According to The National Bureau of Economic Research, the number of fast food restaurants in the United States have more than doubled over the past thirty years. They are almost everywhere and with the convenience and lower cost to eat, people keep coming back for their calorie-dense food made with unhealthy ingredients. At the same time, the prevalence of obesity diseases has risen sharply in the U.S.. With the consumption of fast food and obesity problem both increase over time, this phenomenon inevitably leads to the belief that fast food is the leading cause of obesity in the U.S.. Yet should we say that fast food is to blame for the U.S.’s rising obesity rates? In this report, as a starting point to answer the relationship between fast food restaurant and obesity in the U.S., I would like to find out is there a correlation between fast food restaurant locations and state obesity rates.
In example 1, dot density map was used to present the burger places geographically with colors for different categories. I think it is a good example that I can apply to show fast food restaurants’ distribution across the United States.
As for the obesity problem, I would like to present it using choropleth map as shown in example 2, applying color intensity to denote the relative magnitude of the obesity rate within different states.
Methods & Process
From Kaggle, I grabbed the dataset (Fast Food Restaurants Across America) which listed out ten thousands of fast food restaurants’ locations in the United States. Then I exported the dataset (USA States) from Carto Data Library and added a column for state obesity rates. I retrieved the data of adult obesity rate by state from Adult Obesity in the United States in which obesity was classified as having a body mass index (BMI) of ≥ 30.
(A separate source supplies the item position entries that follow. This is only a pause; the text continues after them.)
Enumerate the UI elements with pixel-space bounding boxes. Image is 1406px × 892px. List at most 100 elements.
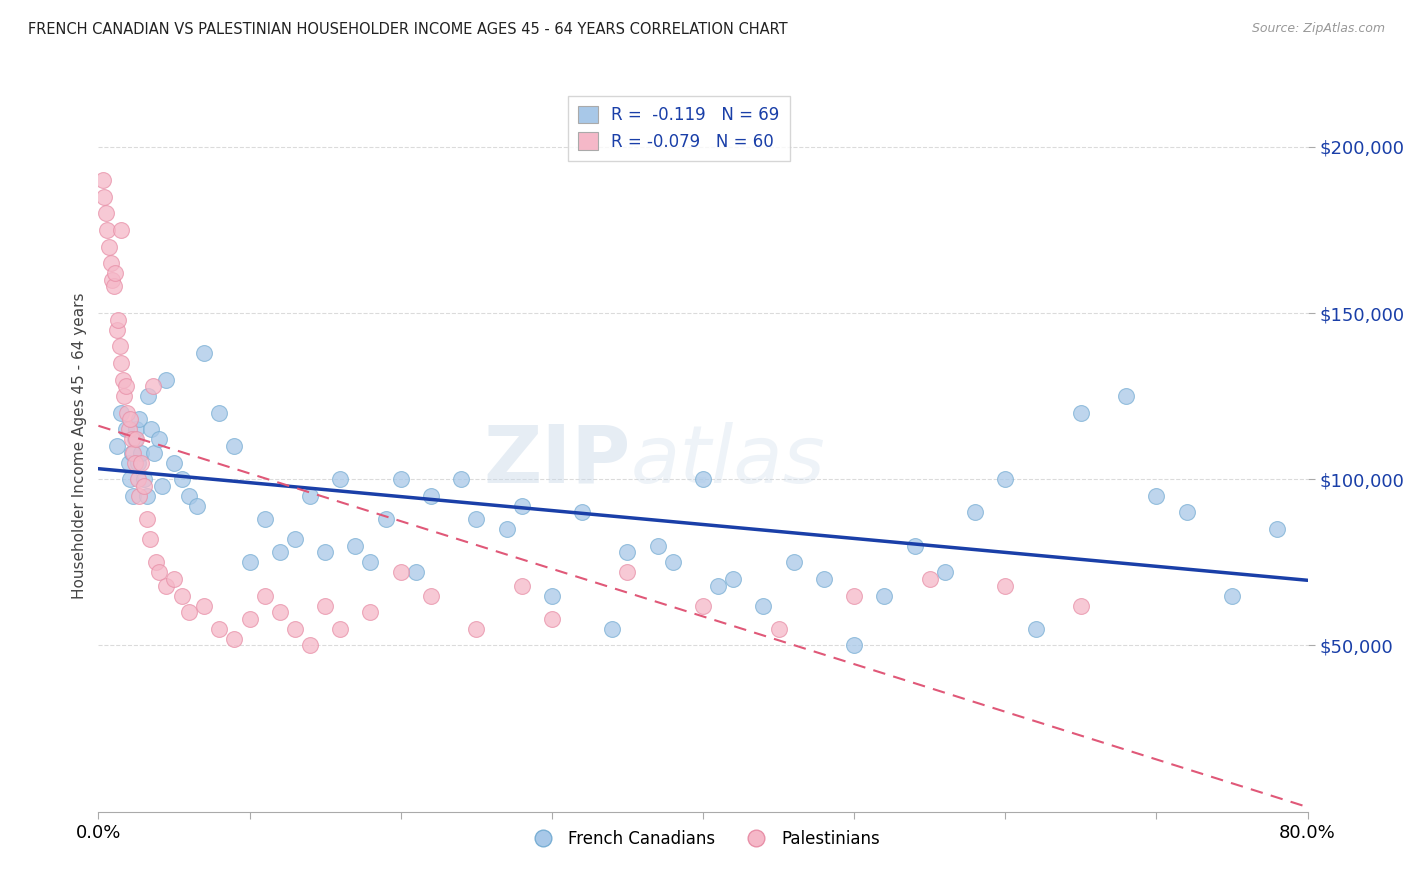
Point — [239, 555, 262, 569]
Point — [107, 312, 129, 326]
Point — [389, 472, 412, 486]
Point — [1175, 506, 1198, 520]
Point — [105, 439, 128, 453]
Point — [239, 612, 262, 626]
Point — [450, 472, 472, 486]
Point — [692, 472, 714, 486]
Point — [965, 506, 987, 520]
Point — [495, 522, 517, 536]
Point — [253, 512, 276, 526]
Point — [405, 566, 427, 580]
Point — [510, 499, 533, 513]
Point — [132, 472, 155, 486]
Point — [253, 589, 276, 603]
Point — [844, 589, 866, 603]
Point — [299, 639, 322, 653]
Point — [314, 545, 336, 559]
Point — [125, 433, 148, 447]
Point — [118, 456, 141, 470]
Point — [143, 445, 166, 459]
Point — [465, 622, 488, 636]
Point — [111, 372, 134, 386]
Point — [1146, 489, 1168, 503]
Point — [540, 589, 562, 603]
Point — [114, 379, 136, 393]
Point — [1024, 622, 1046, 636]
Point — [127, 456, 149, 470]
Point — [193, 599, 215, 613]
Point — [110, 223, 132, 237]
Point — [420, 589, 443, 603]
Point — [389, 566, 412, 580]
Point — [118, 422, 141, 436]
Point — [193, 346, 215, 360]
Point — [124, 433, 146, 447]
Point — [121, 445, 143, 459]
Point — [163, 456, 186, 470]
Point — [128, 489, 150, 503]
Point — [360, 605, 382, 619]
Point — [135, 512, 157, 526]
Point — [994, 579, 1017, 593]
Point — [344, 539, 367, 553]
Y-axis label: Householder Income Ages 45 - 64 years: Householder Income Ages 45 - 64 years — [72, 293, 87, 599]
Text: Source: ZipAtlas.com: Source: ZipAtlas.com — [1251, 22, 1385, 36]
Point — [94, 206, 117, 220]
Point — [465, 512, 488, 526]
Point — [269, 545, 291, 559]
Point — [873, 589, 896, 603]
Point — [904, 539, 927, 553]
Point — [299, 489, 322, 503]
Point — [91, 173, 114, 187]
Point — [132, 479, 155, 493]
Point — [145, 555, 167, 569]
Point — [284, 532, 307, 546]
Point — [112, 389, 135, 403]
Text: ZIP: ZIP — [484, 422, 630, 500]
Point — [284, 622, 307, 636]
Point — [360, 555, 382, 569]
Point — [314, 599, 336, 613]
Point — [98, 239, 121, 253]
Point — [179, 605, 201, 619]
Text: FRENCH CANADIAN VS PALESTINIAN HOUSEHOLDER INCOME AGES 45 - 64 YEARS CORRELATION: FRENCH CANADIAN VS PALESTINIAN HOUSEHOLD… — [28, 22, 787, 37]
Point — [122, 489, 145, 503]
Point — [114, 422, 136, 436]
Point — [329, 472, 352, 486]
Point — [768, 622, 790, 636]
Point — [110, 356, 132, 370]
Point — [104, 266, 127, 280]
Point — [101, 273, 124, 287]
Point — [150, 479, 173, 493]
Point — [129, 445, 152, 459]
Point — [155, 579, 177, 593]
Point — [934, 566, 956, 580]
Point — [647, 539, 669, 553]
Point — [723, 572, 745, 586]
Point — [170, 472, 193, 486]
Point — [125, 422, 148, 436]
Point — [142, 379, 165, 393]
Point — [139, 532, 162, 546]
Point — [420, 489, 443, 503]
Point — [692, 599, 714, 613]
Point — [707, 579, 730, 593]
Point — [148, 433, 170, 447]
Point — [783, 555, 806, 569]
Point — [122, 445, 145, 459]
Point — [179, 489, 201, 503]
Point — [1070, 406, 1092, 420]
Point — [127, 472, 149, 486]
Point — [616, 566, 638, 580]
Point — [120, 412, 142, 426]
Point — [170, 589, 193, 603]
Point — [129, 456, 152, 470]
Point — [844, 639, 866, 653]
Point — [224, 632, 246, 646]
Point — [208, 622, 231, 636]
Point — [163, 572, 186, 586]
Point — [752, 599, 775, 613]
Point — [374, 512, 396, 526]
Point — [120, 472, 142, 486]
Point — [661, 555, 683, 569]
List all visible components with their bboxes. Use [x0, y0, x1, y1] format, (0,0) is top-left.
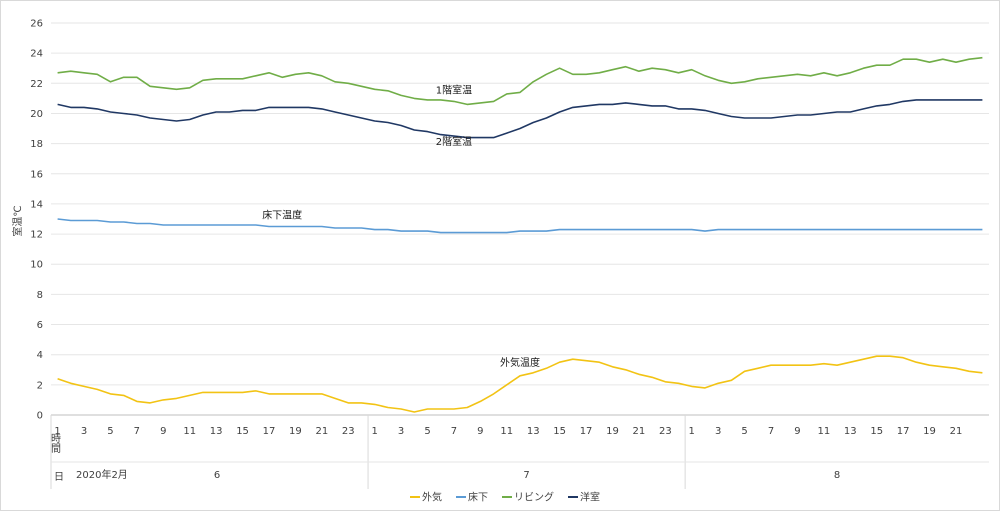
y-tick-label: 26: [30, 19, 43, 30]
x-tick-label: 15: [236, 426, 249, 437]
x-tick-label: 13: [844, 426, 857, 437]
y-tick-label: 22: [30, 79, 43, 90]
y-tick-label: 18: [30, 139, 43, 150]
legend-label: リビング: [514, 491, 554, 504]
y-tick-label: 12: [30, 230, 43, 241]
series-line-3: [57, 99, 983, 139]
x-tick-label: 9: [160, 426, 166, 437]
y-tick-label: 14: [30, 199, 43, 210]
x-tick-label: 19: [923, 426, 936, 437]
x-tick-label: 11: [183, 426, 196, 437]
day-label: 7: [523, 470, 529, 481]
legend: 外気 床下 リビング 洋室: [410, 491, 600, 504]
x-tick-label: 1: [371, 426, 377, 437]
x-tick-label: 23: [342, 426, 355, 437]
series-line-0: [57, 355, 983, 413]
y-tick-label: 2: [37, 380, 43, 391]
y-tick-label: 24: [30, 49, 43, 60]
series-annotation: 床下温度: [262, 209, 302, 222]
series-annotation: 外気温度: [500, 356, 540, 369]
x-tick-label: 5: [741, 426, 747, 437]
x-tick-label: 17: [580, 426, 593, 437]
x-tick-label: 5: [107, 426, 113, 437]
x-tick-label: 21: [315, 426, 328, 437]
y-tick-label: 16: [30, 169, 43, 180]
x-tick-label: 11: [500, 426, 513, 437]
series-line-2: [57, 56, 983, 106]
y-tick-label: 4: [37, 350, 43, 361]
x-tick-label: 13: [210, 426, 223, 437]
y-axis-label: 室温℃: [11, 205, 24, 236]
x-tick-label: 17: [263, 426, 276, 437]
x-tick-label: 15: [870, 426, 883, 437]
gridlines: [51, 22, 989, 416]
y-tick-label: 0: [37, 411, 43, 422]
x-tick-label: 17: [897, 426, 910, 437]
x-tick-label: 11: [817, 426, 830, 437]
y-tick-label: 6: [37, 320, 43, 331]
legend-label: 洋室: [580, 491, 600, 504]
annotations: 外気温度 床下温度 1階室温 2階室温: [262, 83, 540, 368]
x-tick-label: 5: [424, 426, 430, 437]
x-tick-label: 3: [715, 426, 721, 437]
series-lines: [57, 56, 983, 413]
series-annotation: 1階室温: [436, 83, 472, 96]
x-tick-label: 21: [950, 426, 963, 437]
legend-label: 床下: [468, 491, 488, 504]
series-line-1: [57, 218, 983, 234]
date-label: 2020年2月: [76, 468, 128, 481]
y-tick-label: 20: [30, 109, 43, 120]
series-annotation: 2階室温: [436, 135, 472, 148]
y-tick-label: 10: [30, 260, 43, 271]
x-tick-label: 1: [689, 426, 695, 437]
x-tick-label: 23: [659, 426, 672, 437]
axis-header-day: 日: [54, 472, 64, 483]
y-tick-label: 8: [37, 290, 43, 301]
x-tick-label: 7: [768, 426, 774, 437]
day-label: 8: [834, 470, 840, 481]
legend-label: 外気: [422, 491, 442, 504]
x-tick-label: 21: [633, 426, 646, 437]
x-tick-label: 13: [527, 426, 540, 437]
x-tick-label: 7: [134, 426, 140, 437]
x-tick-label: 9: [794, 426, 800, 437]
x-tick-label: 19: [606, 426, 619, 437]
x-tick-label: 3: [81, 426, 87, 437]
x-tick-label: 3: [398, 426, 404, 437]
x-tick-label: 19: [289, 426, 302, 437]
x-tick-label: 1: [54, 426, 60, 437]
day-label: 6: [214, 470, 220, 481]
x-tick-label: 15: [553, 426, 566, 437]
x-tick-label: 7: [451, 426, 457, 437]
x-tick-label: 9: [477, 426, 483, 437]
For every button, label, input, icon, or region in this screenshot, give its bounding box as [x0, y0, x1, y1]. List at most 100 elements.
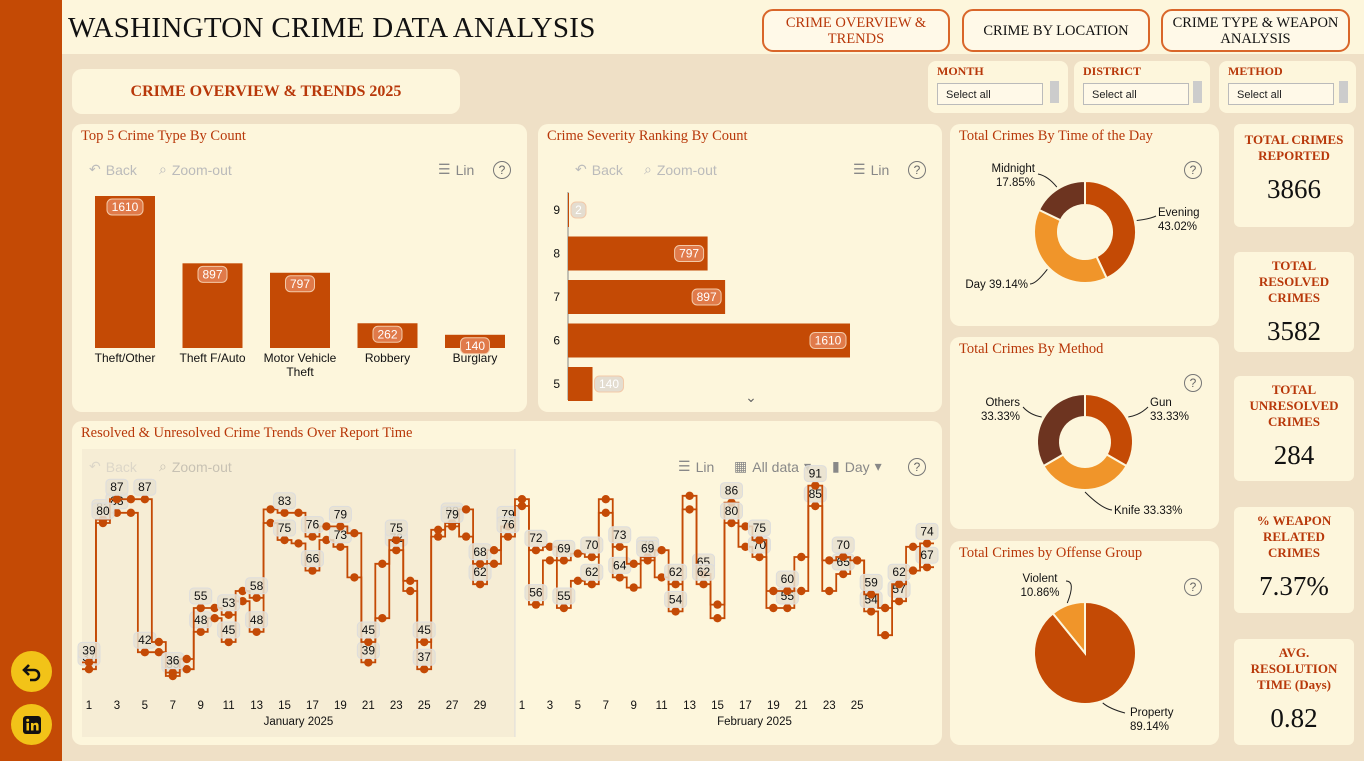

I imported the two datasets I collected into Carto to get ready for creating location-based data visualizations.
1. Creating Choropleth Map to Present Obesity Rate by State
First of all, I used the dataset of USA States with state obesity rates to generate the map. In order to create a choropleth map, I colored the state by the value of adult obesity rate and chose the color scheme of blue with different color intensities to show the relative magnitude. Besides, I labeled that states using their abbreviation but with the pop-up window to show the full name of the state and its obesity rate. Also, I designed the legend indicating the rate range of different colors.
2. Adding Another Layer to Show Fast Food Restaurants Density
Secondly, I added another layer using the dataset, Fast Food Restaurants Across America, to locate fast food restaurants in the United States. I used the dot map to show the density of fast food restaurants. I tried to use different colors to show the brands (figure 2), but then I found the colors were overlapping with the background choropleth map and the information became unclear.
Besides, I realized that it’s not important to know which fast food restaurant it is at this point, so I gave up the idea and chose to use orange, the complementary color of blue, to represent all fast food restaurants (figure 3).
Result & Reflection
From the final output (figure 3) above, we could see that the states with relatively high obesity rates indeed have easy access to fast food restaurants. However, we could not conclude that there is an increase in the obesity rate in areas with a higher density of fast food restaurants because the map also shows that the states with lower obesity rate like California and New York also have high fast food restaurants density.
I think I should normalize the data by population first because the number of fast food restaurants in an area might be proportional to its population density. To see the availability of fast food restaurant rather than the quantity of it would be more appropriate for analysis. For future directions of this experiment, I would like to know what other factors are affecting the obesity epidemic. Is it about personal lifestyle, access to fresh food, or other behavior and phenomenon? Also, who’s affected by the overweight problem in terms of income level, or demographic factors, such as age, race, and gender.
- Carto: A software as a Service cloud computing platform that provides GIS, web mapping, and spatial data science tools for creating location-based data visualizations.